Industry also targets journal supplements – separately bound publications that, while carrying the name of the parent journal, are often sponsored by industry and tend not to be as rigorously peer-reviewed as the parent journal. [24]

Marketing messages created and promoted in ways such as these have led to the benefits of products being oversold and harms being downplayed.

Drug companies also place adverts in medical journals to promote their products. Typically these adverts include reference  to sources of evidence to back the claims being made. These may be convincing at first glance, but a different picture emerges when the evidence is scrutinized independently.

Even when the evidence comes from randomized trials – which those reading the adverts might well assume to be a reliable assessment – all is not as it seems. When researchers analyzed adverts in leading medical journals to see whether the randomized trial evidence stacked up, they found that only 17% of the trials referenced were of good quality, supported the claim being made for the drug in question, and were not sponsored by the drug company itself.
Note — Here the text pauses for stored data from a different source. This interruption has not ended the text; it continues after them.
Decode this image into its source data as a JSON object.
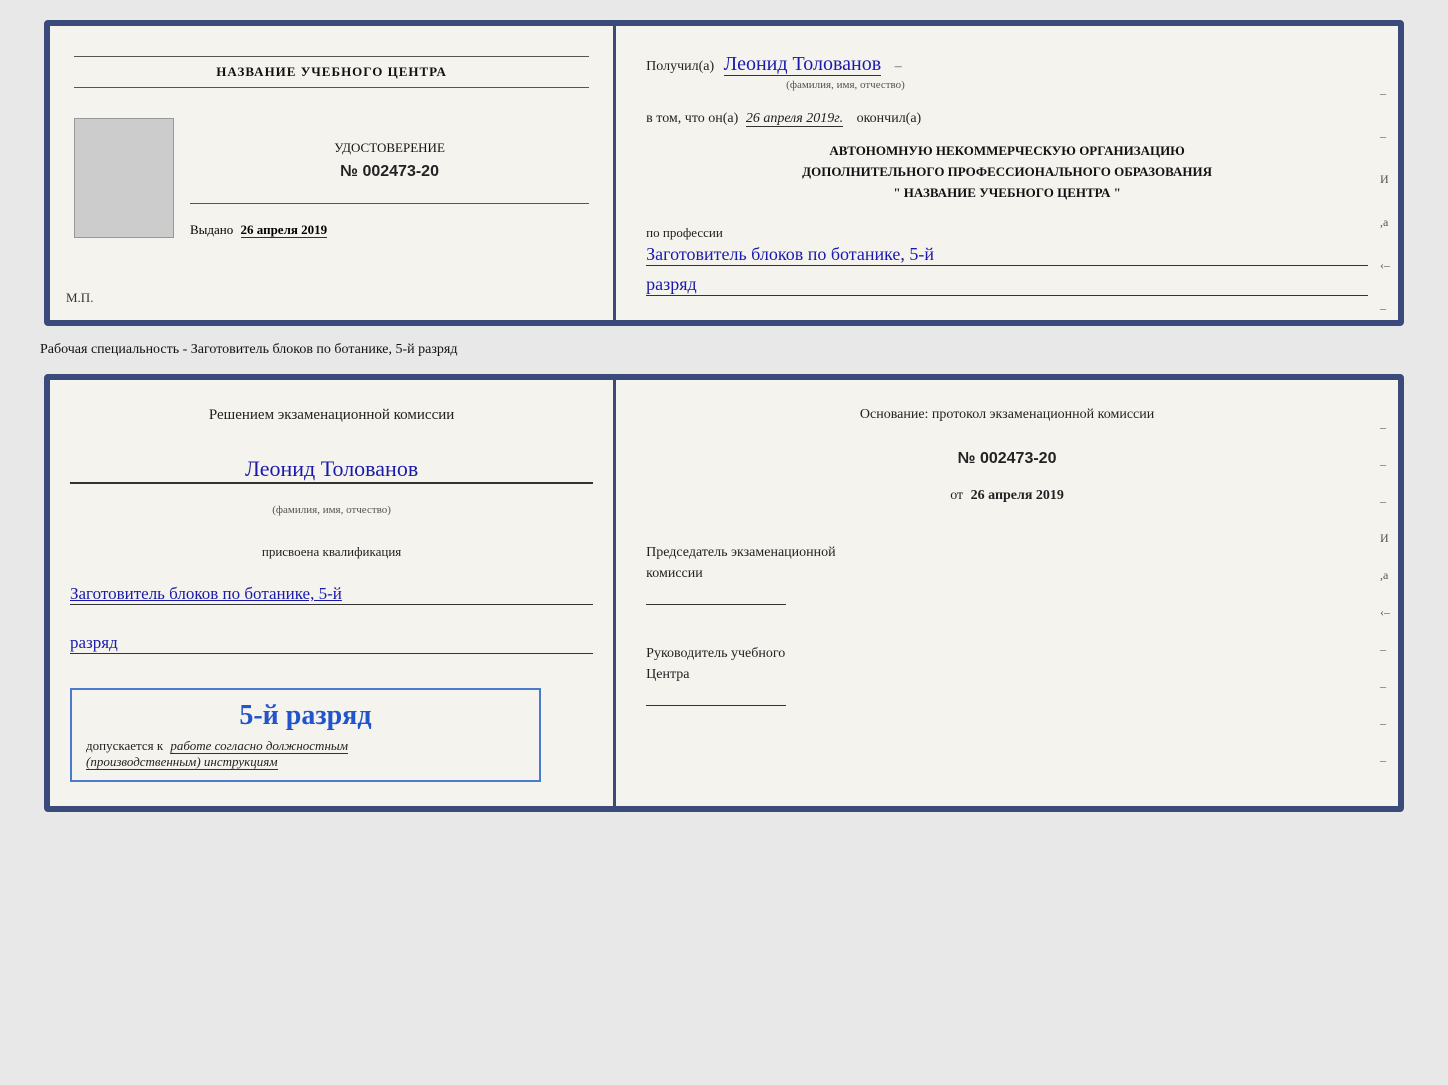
{
  "card1": {
    "left": {
      "org_name": "НАЗВАНИЕ УЧЕБНОГО ЦЕНТРА",
      "cert_label": "УДОСТОВЕРЕНИЕ",
      "cert_number": "№ 002473-20",
      "issued_label": "Выдано",
      "issued_date": "26 апреля 2019",
      "mp_label": "М.П."
    },
    "right": {
      "received_prefix": "Получил(а)",
      "person_name": "Леонид Толованов",
      "name_subtitle": "(фамилия, имя, отчество)",
      "date_prefix": "в том, что он(а)",
      "date_value": "26 апреля 2019г.",
      "date_suffix": "окончил(а)",
      "org_line1": "АВТОНОМНУЮ НЕКОММЕРЧЕСКУЮ ОРГАНИЗАЦИЮ",
      "org_line2": "ДОПОЛНИТЕЛЬНОГО ПРОФЕССИОНАЛЬНОГО ОБРАЗОВАНИЯ",
      "org_line3": "\" НАЗВАНИЕ УЧЕБНОГО ЦЕНТРА \"",
      "profession_prefix": "по профессии",
      "profession_name": "Заготовитель блоков по ботанике, 5-й",
      "razryad": "разряд",
      "dash_labels": [
        "–",
        "–",
        "И",
        ",а",
        "‹–",
        "–",
        "–",
        "–",
        "–"
      ]
    }
  },
  "separator": {
    "text": "Рабочая специальность - Заготовитель блоков по ботанике, 5-й разряд"
  },
  "card2": {
    "left": {
      "decision_text": "Решением экзаменационной комиссии",
      "person_name": "Леонид Толованов",
      "name_subtitle": "(фамилия, имя, отчество)",
      "assigned_label": "присвоена квалификация",
      "qualification": "Заготовитель блоков по ботанике, 5-й",
      "razryad": "разряд",
      "stamp_main": "5-й разряд",
      "stamp_prefix": "допускается к",
      "stamp_italic": "работе согласно должностным",
      "stamp_italic2": "(производственным) инструкциям"
    },
    "right": {
      "basis_text": "Основание: протокол экзаменационной комиссии",
      "proto_number": "№ 002473-20",
      "date_prefix": "от",
      "date_value": "26 апреля 2019",
      "chair_label": "Председатель экзаменационной",
      "chair_label2": "комиссии",
      "head_label": "Руководитель учебного",
      "head_label2": "Центра",
      "dash_labels": [
        "–",
        "–",
        "–",
        "И",
        ",а",
        "‹–",
        "–",
        "–",
        "–",
        "–"
      ]
    }
  }
}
And it is known that research sponsored in this way is more likely to find a favourable outcome for the company’s product. [25, 26]

Commentaries in prestigious medical journals such as The Lancet [27] have drawn attention to the perverse incentives now driving some of those involved in clinical research, and the increasingly dubious relationships between universities and industry. A former editor of the New England Journal of Medicine asked bluntly ‘Is academic medicine for sale?’ [28]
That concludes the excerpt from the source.